Deve-se notar que o tipo de libertarismo americano difere acentuadamente da tradição libertária, aceitando e de fato defendendo a subordinação dos trabalhadores aos senhores da economia, e a submissão de todos à disciplina restritiva e às características destrutivas dos mercados.

O anarquismo se opõe famosamente ao Estado, enquanto defende a "administração planejada das coisas no interesse da comunidade", nas palavras de Rocker; e, indo além, federações abrangentes de comunidades e locais de trabalho autogovernados.

Hoje os anarquistas dedicados a esses objetivos muitas vezes aprovam o poder do Estado para proteger as pessoas, a sociedade e a própria terra da destruição do capital privado concentrado. Isso não é uma contradição. As pessoas vivem, sofrem e resistem na sociedade existente. Os meios disponíveis devem ser usados para protegê-las e beneficiá-las, mesmo que um objetivo de longo prazo seja construir alternativas preferíveis.

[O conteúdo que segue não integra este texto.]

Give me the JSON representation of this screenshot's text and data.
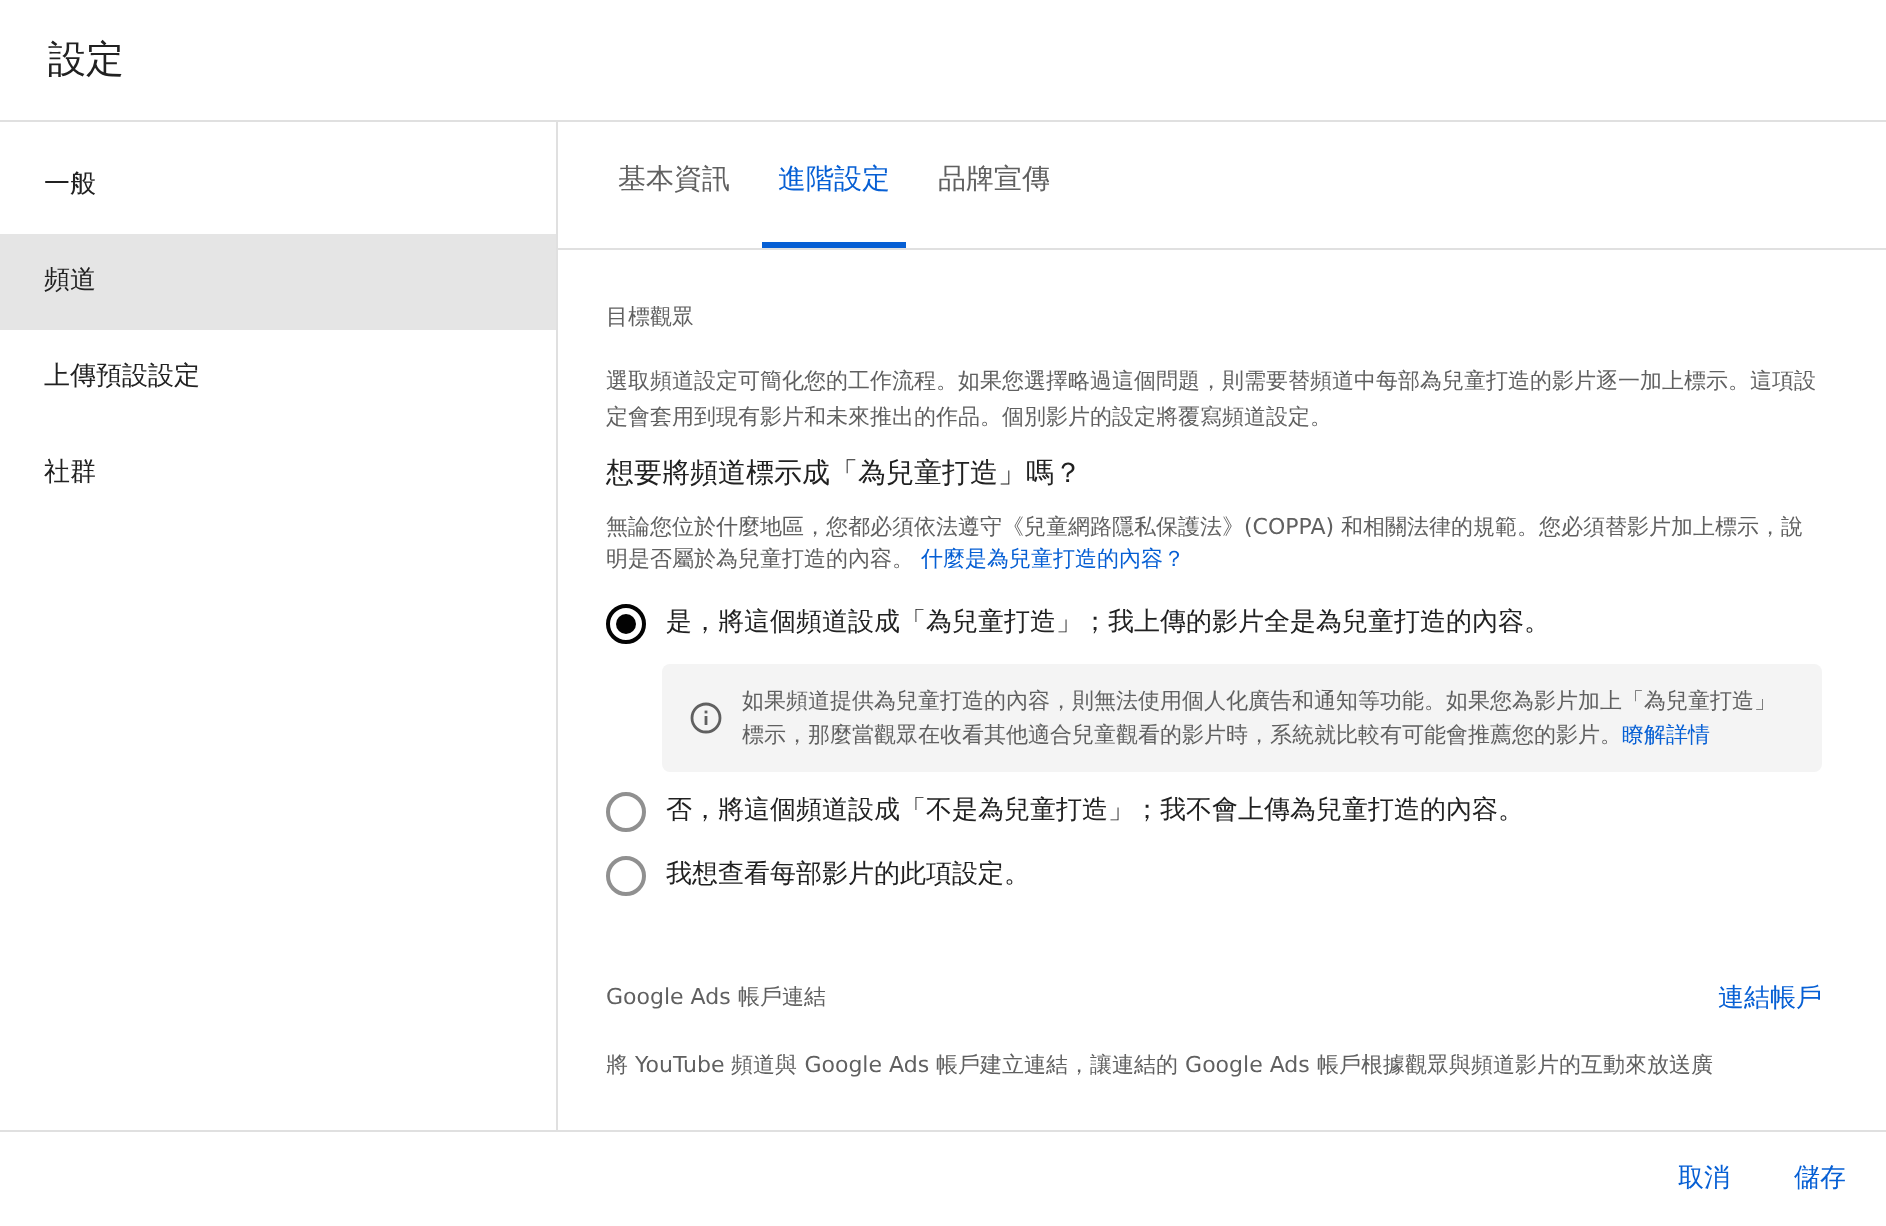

No movimento dos trabalhadores rurais do Brasil, fala-se em "ampliar os pisos da jaula" - a jaula das instituições coercitivas existentes que podem ser ampliadas pela luta popular -, como aconteceu efetivamente ao longo de muitos anos.

Podemos ampliar a imagem para pensar na jaula das instituições estatais como uma proteção das feras selvagens que vagam lá fora: as instituições capitalistas predadoras e apoiadas pelo Estado, dedicadas em princípio ao lucro, poder e dominação privados, com o interesse da comunidade e do povo no máximo como uma nota de rodapé, reverenciado na retórica mas negligenciado na prática como uma questão de princípio e até de lei.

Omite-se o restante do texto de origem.